Tekstil sektöründe ‘tersine göç’: “Moda Batı’da, üretim Doğu’da”

Mavi yakanının olmaması üretimi sekteye uğrattığını söyleyen Sertbaş, “Doğu’ya, Güneydoğu’ya gidiyoruz. Sorunu oralarda çözmeye çalışıyoruz.İşletmelerimizi büyütemiyoruz. Biz büyüyemiyorsak İzmir’in de büyüyemeyeceğini biliyoruz” dedi


  • Oluşturulma Tarihi : 03.06.2022 05:18
  • Güncelleme Tarihi : 03.06.2022 05:18
  • Kaynak : HABER MERKEZİ
Tekstil sektöründe ‘tersine göç’: “Moda Batı’da, üretim Doğu’da”

İLKSES GAZETESİ

İLKSES Gazetesi’nin kent gündemi ve ekonomisinin önemli aktörlerini ağırladığı ‘Perşembe Sohbetleri’nin bu haftaki konuğu,nisan ayında yapılan seçimli olağan genel kurulda bir kez daha Ege Hazır Giyim ve Konfeksiyon İhracatçıları Birliği (EHGKİB)Yönetim Kurulu Başkanı seçilen Burak Sertbaş oldu. İkinci döneminde mesaisinin büyük bir bölümünü sürdürülebilirlik çalışmalarına ayıracaklarını söyleyen Sertbaş, pandemiyle birlikte insanların rahat giyime alıştığını belirtti. “TİM ve TOBB seçimlerinin Türkiye genel seçimlerinden sonra yapılmalıydı” diyen Sertbaş, sektörün yaşadığı kalifiye ve ara eleman sıkıntısı için de projeler üretmeye devam ettiklerini söyledi. “Mavi yakanın olmaması üretimi sekteye uğratıyor” diyen Sertbaş, “Doğu’ya, Güneydoğu’ya gidiyoruz. Sorunu oralarda çözmeye çalışıyoruz. 2 kere 2 dört. İşletmelerimizi büyütemiyoruz” diye serzenişte bulundu.

FİRMALARIMIZ İÇİN CİDDİYETİNDE DEĞİL…

Geçtiğimiz Nisan ayında yapılan seçimli olağan genel kurulda bir kez daha Ege Hazır Giyim ve Konfeksiyon İhracatçıları BirliğiBaşkanı seçilen Burak Sertbaş, birlik olarak bu dönemde mesailerinin büyük bir bölümünü sürdürülebilirlik çalışmalarına ayıracaklarını söyledi. Birçok firmanın bu noktada işin ciddiyetinde olmadığını da sözlerine ekleyen Burak Sertbaş, “Bizim başımızda sürdürülebilirlik diye bir bela var. Artık bela gibi görmeye başladık, çünkü her yerde karşımıza çıkıyor. İlk dönemimizde bu konuda çalışmalarımıza başlamıştık. İkinci dönemimizi tamamen sanki bu işe yoğunlaştıracağız gibi yürüyeceğiz. Pazarlama ve tasarım işlerimiz devam edecek ama sürdürülebilirlik çok önemli. Özellikle gözlemlediğimiz hazır giyimde büyük firmalarımız bu işin bilincinde ancak hazır giyim genelde KOBİ’lerden oluşuyor.
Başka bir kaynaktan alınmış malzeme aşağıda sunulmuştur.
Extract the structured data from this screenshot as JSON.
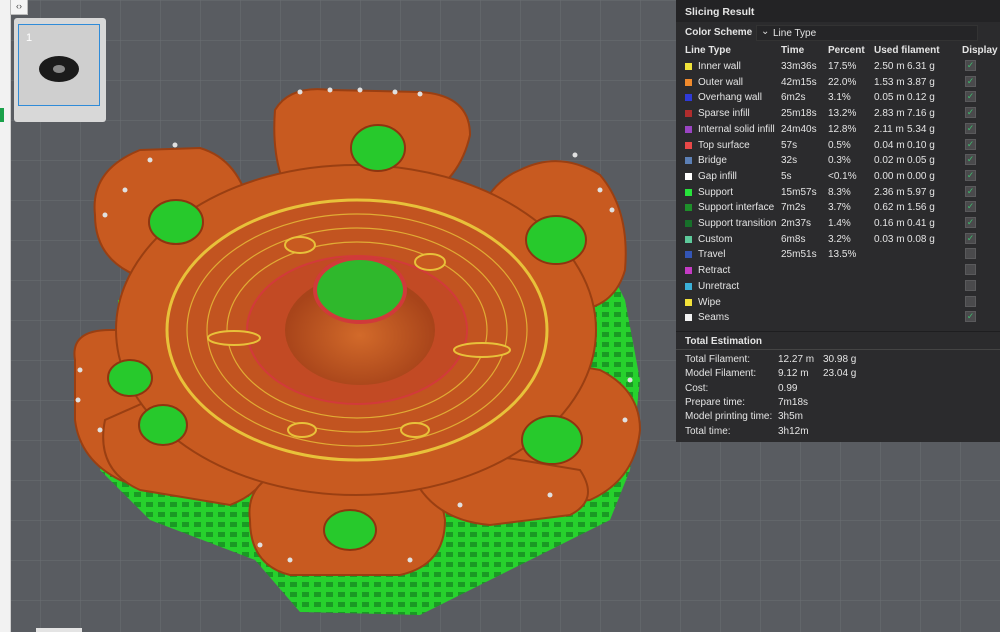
{
  "panel": {
    "title": "Slicing Result",
    "color_scheme_label": "Color Scheme",
    "color_scheme_value": "Line Type",
    "headers": {
      "line_type": "Line Type",
      "time": "Time",
      "percent": "Percent",
      "used_filament": "Used filament",
      "display": "Display"
    },
    "rows": [
      {
        "name": "Inner wall",
        "time": "33m36s",
        "percent": "17.5%",
        "length": "2.50 m",
        "weight": "6.31 g",
        "color": "#f0e33a",
        "checked": true
      },
      {
        "name": "Outer wall",
        "time": "42m15s",
        "percent": "22.0%",
        "length": "1.53 m",
        "weight": "3.87 g",
        "color": "#f08a2c",
        "checked": true
      },
      {
        "name": "Overhang wall",
        "time": "6m2s",
        "percent": "3.1%",
        "length": "0.05 m",
        "weight": "0.12 g",
        "color": "#2f3ad8",
        "checked": true
      },
      {
        "name": "Sparse infill",
        "time": "25m18s",
        "percent": "13.2%",
        "length": "2.83 m",
        "weight": "7.16 g",
        "color": "#b02d2d",
        "checked": true
      },
      {
        "name": "Internal solid infill",
        "time": "24m40s",
        "percent": "12.8%",
        "length": "2.11 m",
        "weight": "5.34 g",
        "color": "#9a44c2",
        "checked": true
      },
      {
        "name": "Top surface",
        "time": "57s",
        "percent": "0.5%",
        "length": "0.04 m",
        "weight": "0.10 g",
        "color": "#e84848",
        "checked": true
      },
      {
        "name": "Bridge",
        "time": "32s",
        "percent": "0.3%",
        "length": "0.02 m",
        "weight": "0.05 g",
        "color": "#5b7fb5",
        "checked": true
      },
      {
        "name": "Gap infill",
        "time": "5s",
        "percent": "<0.1%",
        "length": "0.00 m",
        "weight": "0.00 g",
        "color": "#ffffff",
        "checked": true
      },
      {
        "name": "Support",
        "time": "15m57s",
        "percent": "8.3%",
        "length": "2.36 m",
        "weight": "5.97 g",
        "color": "#27e33b",
        "checked": true
      },
      {
        "name": "Support interface",
        "time": "7m2s",
        "percent": "3.7%",
        "length": "0.62 m",
        "weight": "1.56 g",
        "color": "#1e8f2a",
        "checked": true
      },
      {
        "name": "Support transition",
        "time": "2m37s",
        "percent": "1.4%",
        "length": "0.16 m",
        "weight": "0.41 g",
        "color": "#17702a",
        "checked": true
      },
      {
        "name": "Custom",
        "time": "6m8s",
        "percent": "3.2%",
        "length": "0.03 m",
        "weight": "0.08 g",
        "color": "#5dc99a",
        "checked": true
      },
      {
        "name": "Travel",
        "time": "25m51s",
        "percent": "13.5%",
        "length": "",
        "weight": "",
        "color": "#3355b5",
        "checked": false
      },
      {
        "name": "Retract",
        "time": "",
        "percent": "",
        "length": "",
        "weight": "",
        "color": "#c43bc4",
        "checked": false
      },
      {
        "name": "Unretract",
        "time": "",
        "percent": "",
        "length": "",
        "weight": "",
        "color": "#3bb0d8",
        "checked": false
      },
      {
        "name": "Wipe",
        "time": "",
        "percent": "",
        "length": "",
        "weight": "",
        "color": "#f3e23a",
        "checked": false
      },
      {
        "name": "Seams",
        "time": "",
        "percent": "",
        "length": "",
        "weight": "",
        "color": "#f2f2f2",
        "checked": true
      }
    ],
    "estimation": {
      "title": "Total Estimation",
      "rows": [
        {
          "label": "Total Filament:",
          "value": "12.27 m",
          "value2": "30.98 g"
        },
        {
          "label": "Model Filament:",
          "value": "9.12 m",
          "value2": "23.04 g"
        },
        {
          "label": "Cost:",
          "value": "0.99",
          "value2": ""
        },
        {
          "label": "Prepare time:",
          "value": "7m18s",
          "value2": ""
        },
        {
          "label": "Model printing time:",
          "value": "3h5m",
          "value2": ""
        },
        {
          "label": "Total time:",
          "value": "3h12m",
          "value2": ""
        }
      ]
    }
  },
  "plate": {
    "number": "1"
  },
  "collapse_icon": "expand-collapse-icon",
  "colors": {
    "grid_bg": "#5a5d62",
    "grid_line": "#6a6d72",
    "model_orange": "#c7561f",
    "support_green": "#2fcf28",
    "wall_yellow": "#e5c23a"
  }
}
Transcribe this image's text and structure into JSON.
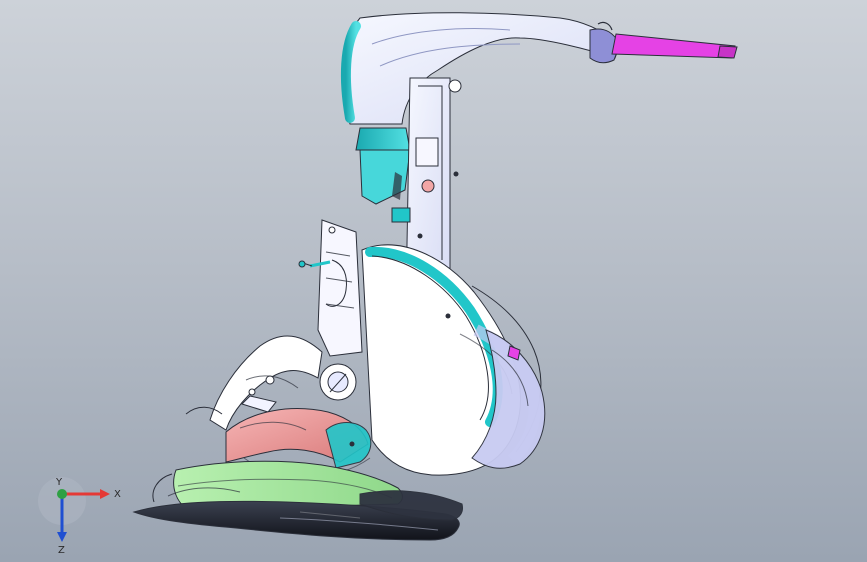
{
  "viewport": {
    "background_top": "#cdd2d9",
    "background_bottom": "#9aa4b2"
  },
  "triad": {
    "x_label": "X",
    "y_label": "Y",
    "z_label": "Z",
    "x_color": "#e53935",
    "y_color": "#2ea043",
    "z_color": "#1f4fd1"
  },
  "colors": {
    "cyan": "#21c6c9",
    "magenta": "#e542e5",
    "outline": "#2b2f3a",
    "white": "#f3f6ff",
    "lavender": "#c8cbf2",
    "pink": "#f2a6a6",
    "green": "#a8e6a1"
  }
}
Birçok firmamız da işin ciddiyetinde değil” dedi.

MÜŞTERİYE SEVİMLİ GÖRÜNMEK ADINA…

Burak Sertbaş, “Yeşil Mutabakat uygulamaya girdiğinde nelerle karşılaşacağız bilmiyoruz ama en azından firmalarımızı hazırlamaya çalışıyoruz. Her şeyi bırakalım müşteriye sevimli görünmek adına zaten bu konuda çalışmalar yapmak zorundayız. Fiziksel olarak firmaların çoğu tekstilde, hazır giyimde iyi durumda. Zamanında Avrupalı müşterilerimiz bizi bu konuda eğittiler. Sürdürülebilirlik konusunda da ufak ufak dokunuşlarla firmaları toparlamamız lazım. Pazarlama faaliyetlerimiz her zaman olduğu gibi bu dönemde de devam edecek. Ama dediğim gibi bu dönemde sürdürülebilirlik üzerine oluşan projelerle boğuşacağız” diye konuştu.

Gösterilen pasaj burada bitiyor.